Psyche - миссия NASA к крупнейшему металлическому астероиду
- название темы до установки параметров запуска - zandr

January 04, 2017

NASA Selects Two Missions to Explore the Early Solar System
NASA has selected two missions that have the potential to open new windows on one of the earliest eras in the history of our solar system – a time less than 10 million years after the birth of our sun. The missions, known as Lucy and Psyche, were chosen fr om five finalists and will proceed to mission formulation, with the goal of launching in 2021 and 2023, respectively.
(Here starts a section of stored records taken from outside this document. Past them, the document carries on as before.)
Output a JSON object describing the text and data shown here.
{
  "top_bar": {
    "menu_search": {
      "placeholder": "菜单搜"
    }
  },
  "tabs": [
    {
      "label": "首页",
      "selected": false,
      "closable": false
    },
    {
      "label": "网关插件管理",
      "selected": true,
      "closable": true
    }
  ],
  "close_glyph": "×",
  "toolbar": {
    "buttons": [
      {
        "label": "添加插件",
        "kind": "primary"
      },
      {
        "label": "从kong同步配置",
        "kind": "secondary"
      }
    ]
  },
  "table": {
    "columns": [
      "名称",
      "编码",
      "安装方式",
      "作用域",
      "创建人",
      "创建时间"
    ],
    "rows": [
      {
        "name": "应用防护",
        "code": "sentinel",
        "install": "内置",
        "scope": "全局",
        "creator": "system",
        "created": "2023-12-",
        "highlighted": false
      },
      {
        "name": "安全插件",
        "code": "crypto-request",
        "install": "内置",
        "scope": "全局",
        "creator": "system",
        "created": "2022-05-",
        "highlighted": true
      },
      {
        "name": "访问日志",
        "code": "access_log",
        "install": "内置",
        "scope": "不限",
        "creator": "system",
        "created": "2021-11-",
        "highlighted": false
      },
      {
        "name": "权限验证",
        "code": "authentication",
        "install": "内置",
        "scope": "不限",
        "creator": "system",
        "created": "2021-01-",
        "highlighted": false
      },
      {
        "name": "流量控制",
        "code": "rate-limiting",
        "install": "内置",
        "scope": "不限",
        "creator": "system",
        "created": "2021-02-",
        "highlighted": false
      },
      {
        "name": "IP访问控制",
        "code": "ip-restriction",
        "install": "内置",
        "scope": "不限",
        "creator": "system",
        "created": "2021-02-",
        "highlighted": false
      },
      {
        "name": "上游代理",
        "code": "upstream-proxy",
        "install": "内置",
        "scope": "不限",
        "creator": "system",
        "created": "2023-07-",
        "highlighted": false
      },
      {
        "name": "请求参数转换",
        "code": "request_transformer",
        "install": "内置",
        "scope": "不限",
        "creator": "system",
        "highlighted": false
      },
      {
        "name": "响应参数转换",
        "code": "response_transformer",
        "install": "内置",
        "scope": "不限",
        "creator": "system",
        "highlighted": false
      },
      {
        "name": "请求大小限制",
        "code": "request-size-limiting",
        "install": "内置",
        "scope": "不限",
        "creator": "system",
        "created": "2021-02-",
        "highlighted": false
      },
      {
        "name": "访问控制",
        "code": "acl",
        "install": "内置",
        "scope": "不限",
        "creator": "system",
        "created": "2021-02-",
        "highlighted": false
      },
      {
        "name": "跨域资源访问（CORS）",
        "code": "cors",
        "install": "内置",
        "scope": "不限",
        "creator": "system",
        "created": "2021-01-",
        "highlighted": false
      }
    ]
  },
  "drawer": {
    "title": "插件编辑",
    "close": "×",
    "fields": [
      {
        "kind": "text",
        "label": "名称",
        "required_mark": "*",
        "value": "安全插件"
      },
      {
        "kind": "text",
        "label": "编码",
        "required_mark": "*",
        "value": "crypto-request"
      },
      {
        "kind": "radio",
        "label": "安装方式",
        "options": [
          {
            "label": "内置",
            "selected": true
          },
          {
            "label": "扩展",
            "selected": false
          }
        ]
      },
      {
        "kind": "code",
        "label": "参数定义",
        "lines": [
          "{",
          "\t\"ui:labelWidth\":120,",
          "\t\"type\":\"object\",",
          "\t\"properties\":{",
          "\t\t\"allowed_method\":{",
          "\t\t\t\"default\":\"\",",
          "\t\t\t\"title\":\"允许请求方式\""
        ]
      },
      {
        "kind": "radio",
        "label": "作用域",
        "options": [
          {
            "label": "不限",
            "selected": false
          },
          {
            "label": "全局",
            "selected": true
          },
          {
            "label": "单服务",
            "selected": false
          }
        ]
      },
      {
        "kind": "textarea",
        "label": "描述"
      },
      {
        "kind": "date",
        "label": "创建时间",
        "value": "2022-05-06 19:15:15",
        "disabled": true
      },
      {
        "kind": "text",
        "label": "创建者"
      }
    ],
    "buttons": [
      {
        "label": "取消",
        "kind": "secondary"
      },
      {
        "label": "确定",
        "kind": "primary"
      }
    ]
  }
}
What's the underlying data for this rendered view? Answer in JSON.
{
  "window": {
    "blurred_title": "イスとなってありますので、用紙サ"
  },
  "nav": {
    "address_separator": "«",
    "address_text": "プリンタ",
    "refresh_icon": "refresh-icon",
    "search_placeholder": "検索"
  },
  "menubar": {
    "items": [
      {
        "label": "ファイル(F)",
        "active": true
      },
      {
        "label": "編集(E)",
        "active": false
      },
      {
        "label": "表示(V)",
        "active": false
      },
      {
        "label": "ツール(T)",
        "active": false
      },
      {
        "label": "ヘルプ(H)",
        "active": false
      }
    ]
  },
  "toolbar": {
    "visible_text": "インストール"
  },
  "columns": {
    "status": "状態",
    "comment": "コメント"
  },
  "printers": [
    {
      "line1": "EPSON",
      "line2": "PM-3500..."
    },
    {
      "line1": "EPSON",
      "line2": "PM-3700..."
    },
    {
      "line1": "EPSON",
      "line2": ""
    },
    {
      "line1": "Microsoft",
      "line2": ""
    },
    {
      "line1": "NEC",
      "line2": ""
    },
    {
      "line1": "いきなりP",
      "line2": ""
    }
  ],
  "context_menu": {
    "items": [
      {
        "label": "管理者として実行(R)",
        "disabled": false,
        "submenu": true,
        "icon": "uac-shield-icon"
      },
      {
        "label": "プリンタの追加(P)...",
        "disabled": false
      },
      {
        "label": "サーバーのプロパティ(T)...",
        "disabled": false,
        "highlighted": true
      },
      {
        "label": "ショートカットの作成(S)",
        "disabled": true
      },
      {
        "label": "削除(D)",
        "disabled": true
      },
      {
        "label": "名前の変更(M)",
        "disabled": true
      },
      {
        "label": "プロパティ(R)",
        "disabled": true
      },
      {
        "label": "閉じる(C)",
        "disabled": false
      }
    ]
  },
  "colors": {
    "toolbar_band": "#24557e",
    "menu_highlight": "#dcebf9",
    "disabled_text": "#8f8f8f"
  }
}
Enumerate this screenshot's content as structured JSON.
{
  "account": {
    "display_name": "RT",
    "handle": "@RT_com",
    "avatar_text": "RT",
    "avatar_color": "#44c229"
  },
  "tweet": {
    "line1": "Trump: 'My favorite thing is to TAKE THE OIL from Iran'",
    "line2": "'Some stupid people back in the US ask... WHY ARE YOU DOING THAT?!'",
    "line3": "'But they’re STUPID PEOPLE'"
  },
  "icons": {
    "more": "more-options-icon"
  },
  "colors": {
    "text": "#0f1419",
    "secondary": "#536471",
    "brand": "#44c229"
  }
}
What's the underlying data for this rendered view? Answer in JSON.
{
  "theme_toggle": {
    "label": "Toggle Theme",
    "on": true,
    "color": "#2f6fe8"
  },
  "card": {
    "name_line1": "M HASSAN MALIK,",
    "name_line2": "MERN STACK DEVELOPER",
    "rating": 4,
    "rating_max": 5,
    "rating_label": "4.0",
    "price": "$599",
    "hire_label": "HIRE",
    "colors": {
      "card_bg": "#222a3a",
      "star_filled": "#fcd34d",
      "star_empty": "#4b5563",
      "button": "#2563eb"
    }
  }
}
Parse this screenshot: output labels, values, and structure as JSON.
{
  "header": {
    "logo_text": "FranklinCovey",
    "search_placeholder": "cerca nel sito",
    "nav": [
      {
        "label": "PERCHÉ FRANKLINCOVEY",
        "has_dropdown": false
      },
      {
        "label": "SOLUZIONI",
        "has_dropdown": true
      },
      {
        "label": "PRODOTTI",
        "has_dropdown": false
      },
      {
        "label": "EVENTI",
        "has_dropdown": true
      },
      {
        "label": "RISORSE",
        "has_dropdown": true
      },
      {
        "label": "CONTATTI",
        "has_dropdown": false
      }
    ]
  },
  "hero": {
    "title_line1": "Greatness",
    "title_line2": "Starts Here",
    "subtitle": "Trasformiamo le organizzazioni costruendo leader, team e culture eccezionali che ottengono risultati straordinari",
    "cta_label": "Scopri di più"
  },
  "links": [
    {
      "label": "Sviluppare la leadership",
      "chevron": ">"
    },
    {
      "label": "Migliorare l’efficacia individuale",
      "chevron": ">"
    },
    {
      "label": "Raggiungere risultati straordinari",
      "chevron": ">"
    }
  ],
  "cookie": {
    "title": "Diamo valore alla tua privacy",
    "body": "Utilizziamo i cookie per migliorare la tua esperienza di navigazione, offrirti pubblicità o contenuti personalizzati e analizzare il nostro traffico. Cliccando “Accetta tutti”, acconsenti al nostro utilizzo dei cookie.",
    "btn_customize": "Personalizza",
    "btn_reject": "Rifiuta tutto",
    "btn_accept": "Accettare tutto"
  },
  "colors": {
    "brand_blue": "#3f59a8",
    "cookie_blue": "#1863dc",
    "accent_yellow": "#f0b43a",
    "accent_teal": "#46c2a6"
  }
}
https://www.nasa.gov/press-release/nasa-selects-two-missions-to-explore-the-early-solar-system
Go MSL!

Salo

https://ria.ru/science/20170105/1485169267.html
ЦитироватьНАСА организует две миссии для изучения астероидов и солнечной системы
07:41 05.01.2017
 
МОСКВА, 5 янв — РИА Новости. США намерены организовать миссию по изучению астероидов для проведения детального анализа солнечной системы, сообщает НАСА.
 "НАСА выбрала две миссии, которые потенциально могут приоткрыть завесу одной из наиболее ранних эр истории нашей солнечной системы — менее чем 10 миллионов лет после рождения нашего Солнца", — говорится в сообщении.
Космический робот "Люси" (Lucy) планируется запустить в октябре 2021 года. Ожидается, что он достигнет первой цели, главного пояса астероидов, к 2025 году. С 2027 по 2033 "Люси" изучит шесть Троянских астероидов Юпитера.
Вторая миссия, названная "Психеей" (Psyche), началом которой может стать 2023 год, изучит одно из наиболее интригующих явлений главного пояса — гигантский астероид, известный как "16 Психея".
"Были когда-то и мы рысаками!!!"

ZOOR

ВИКИ отреагировала четко
ЦитироватьВ честь астероида назван проект NASA «Psyche» (en:Psyche (spacecraft)), который должен изучить его магнитные свойства[17]. АМС должна быть запущена в октябре 2023 г. и после гравитационных манёвров около Земли в 2024 году и около Марса в 2025 году прибыть к астероиду в 2030 году[18].
Интересно, как часто пусковое окно открывается
Я зуб даю за то что в первом пуске Ангары с Восточного полетит ГВМ Пингвина. © Старый
Если болит сердце за народные деньги - можно пойти в депутаты. © Neru - Старому

Чебурашка

Фото астеройдов уже не впечатляют. 
Лет 20 назад это было экзотикой. 
А  сейчас - каменюка каменюкой  :cry:

Я за нырок под облака Титана.

Чебурашка

Эти новые миссии к астеройдам на ЖРД или на ЭРД как Dawn??


instml

Lucy PI Hal Levison is a scientist at the Southwest Research Institute in Boulder, Colorado. SwRI will lead the overall science investigation. NASA's Goddard Space Flight Center is providing mission management, systems engineering, and safety and mission assurance, and the spacecraft will be built by Lockheed Martin.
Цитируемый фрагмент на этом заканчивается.